- Elected: 29 September 1179
- Papacy began: 29 September 1179
- Papacy ended: January 1180
- Predecessor: Roman claimant: Alexander III Antipapal claimant: Callixtus III
- Successor: Roman claimant: Alexander III Antipapal claimant: Nicholas V
- Opposed to: Pope Alexander III

Personal details
- Born: Lando Di Sezze Sezze, Papal States
- Died: La Trinità della Cava, Campania

= Antipope Innocent III =

Cardinal, antipope in 1179/1180

Innocent III (born Lando Di Sezze) was an antipope from 29 September 1179 to January 1180. Innocent III was born in Sezze in the Papal States and died in La Cava, Apulia. He was the last of four antipopes during the pontificate of Alexander III.

==Biography==
Of German descent, Cardinal Sezze was elected Innocent III on 29 September 1179 by an anti-Alexander faction. Alexander, in January 1180, dispatched his opponent to the abbey of La Trinità della Cava, where he died.

==Election==
In 1179, the enemies of Pope Alexander III (1159–1181) had successfully forced him to flee Rome, never to return. They had the support of Holy Roman Emperor Frederick I Barbarossa. Most other European countries supported Alexander III however.

==Papal claim defeated==
The main support in Rome for Innocent III was from the powerful Roman Tusculum families, who had set up the two previous antipopes – Victor IV (1159–1164) and his successor, Paschal III (1164–1168).
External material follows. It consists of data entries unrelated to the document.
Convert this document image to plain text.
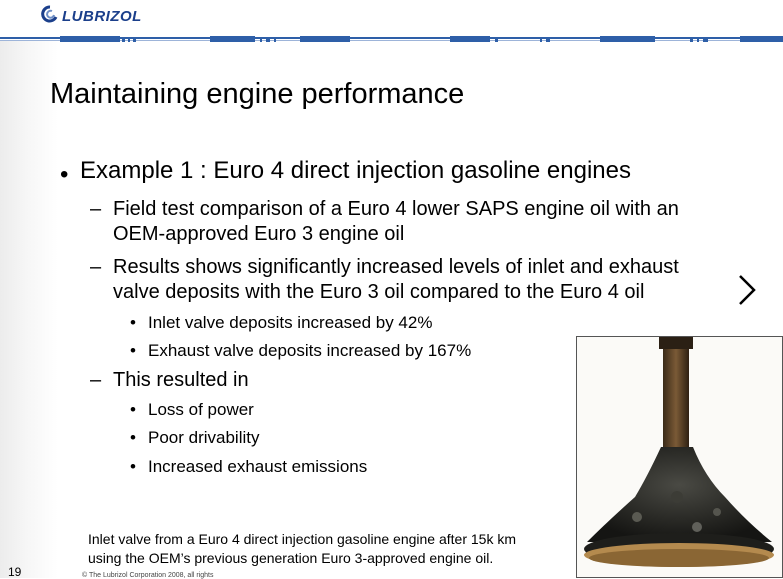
LUBRIZOL
Maintaining engine performance
• Example 1 : Euro 4 direct injection gasoline engines
– Field test comparison of a Euro 4 lower SAPS engine oil with an
OEM-approved Euro 3 engine oil
– Results shows significantly increased levels of inlet and exhaust
valve deposits with the Euro 3 oil compared to the Euro 4 oil
• Inlet valve deposits increased by 42%
• Exhaust valve deposits increased by 167%
– This resulted in
• Loss of power
• Poor drivability
• Increased exhaust emissions
Inlet valve from a Euro 4 direct injection gasoline engine after 15k km
using the OEM’s previous generation Euro 3-approved engine oil.
19	© The Lubrizol Corporation 2008, all rights
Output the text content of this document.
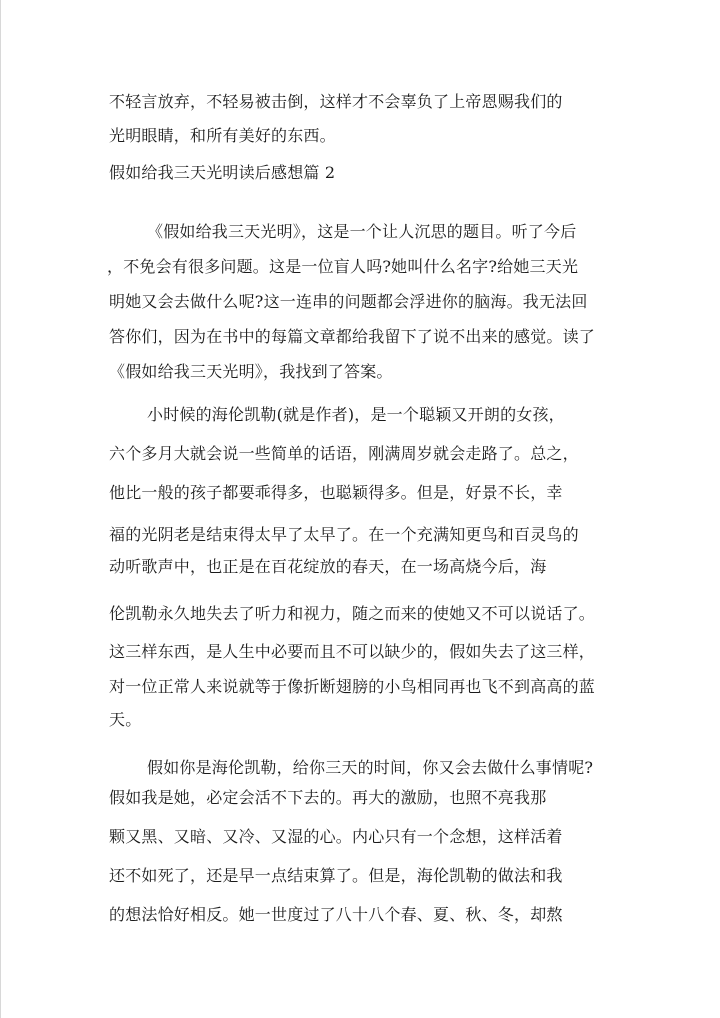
不轻言放弃，不轻易被击倒，这样才不会辜负了上帝恩赐我们的
光明眼睛，和所有美好的东西。
假如给我三天光明读后感想篇 2
《假如给我三天光明》，这是一个让人沉思的题目。听了今后
，不免会有很多问题。这是一位盲人吗?她叫什么名字?给她三天光
明她又会去做什么呢?这一连串的问题都会浮进你的脑海。我无法回
答你们，因为在书中的每篇文章都给我留下了说不出来的感觉。读了
《假如给我三天光明》，我找到了答案。
小时候的海伦凯勒(就是作者)，是一个聪颖又开朗的女孩，
六个多月大就会说一些简单的话语，刚满周岁就会走路了。总之，
他比一般的孩子都要乖得多，也聪颖得多。但是，好景不长，幸
福的光阴老是结束得太早了太早了。在一个充满知更鸟和百灵鸟的
动听歌声中，也正是在百花绽放的春天，在一场高烧今后，海
伦凯勒永久地失去了听力和视力，随之而来的使她又不可以说话了。
这三样东西，是人生中必要而且不可以缺少的，假如失去了这三样，
对一位正常人来说就等于像折断翅膀的小鸟相同再也飞不到高高的蓝
天。
假如你是海伦凯勒，给你三天的时间，你又会去做什么事情呢?
假如我是她，必定会活不下去的。再大的激励，也照不亮我那
颗又黑、又暗、又冷、又湿的心。内心只有一个念想，这样活着
还不如死了，还是早一点结束算了。但是，海伦凯勒的做法和我
的想法恰好相反。她一世度过了八十八个春、夏、秋、冬，却熬
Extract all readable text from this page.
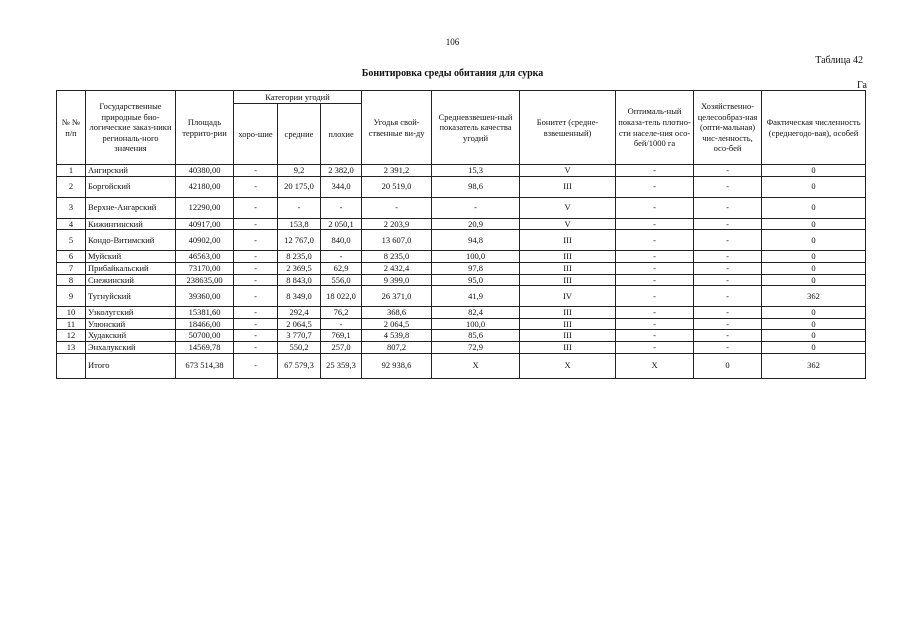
106
Таблица 42
Бонитировка среды обитания для сурка
Га
№ № п/п	Государственные природные био-логические заказ-ники региональ-ного значения	Площадь террито-рии	Категории угодий			Угодья свой-ственные ви-ду	Средневзвешен-ный показатель качества угодий	Бонитет (средне-взвешенный)	Оптималь-ный показа-тель плотно-сти населе-ния осо-бей/1000 га	Хозяйственно-целесообраз-ная (опти-мальная) чис-ленность, осо-бей	Фактическая численность (среднегодо-вая), особей
			хоро-шие	средние	плохие						
1	Ангирский	40380,00	-	9,2	2 382,0	2 391,2	15,3	V	-	-	0
2	Боргойский	42180,00	-	20 175,0	344,0	20 519,0	98,6	III	-	-	0
3	Верхне-Ангарский	12290,00	-	-	-	-	-	V	-	-	0
4	Кижингинский	40917,00	-	153,8	2 050,1	2 203,9	20,9	V	-	-	0
5	Кондо-Витимский	40902,00	-	12 767,0	840,0	13 607,0	94,8	III	-	-	0
6	Муйский	46563,00	-	8 235,0	-	8 235,0	100,0	III	-	-	0
7	Прибайкальский	73170,00	-	2 369,5	62,9	2 432,4	97,8	III	-	-	0
8	Снежинский	238635,00	-	8 843,0	556,0	9 399,0	95,0	III	-	-	0
9	Тугнуйский	39360,00	-	8 349,0	18 022,0	26 371,0	41,9	IV	-	-	362
10	Узколугский	15381,60	-	292,4	76,2	368,6	82,4	III	-	-	0
11	Улюнский	18466,00	-	2 064,5	-	2 064,5	100,0	III	-	-	0
12	Худакский	50700,00	-	3 770,7	769,1	4 539,8	85,6	III	-	-	0
13	Энхалукский	14569,78	-	550,2	257,0	807,2	72,9	III	-	-	0
	Итого	673 514,38	-	67 579,3	25 359,3	92 938,6	X	X	X	0	362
The brother of the late Victor IV, out of hatred for Alexander III, gave Lando a well-fortified castle at Palombara to defend against Alexander's supporters. A few months later however, Cardinal Hugo successfully bribed the guards to gain the castle. Innocent III and his supporters were then locked up for life in the monastery of La Cava in January 1180.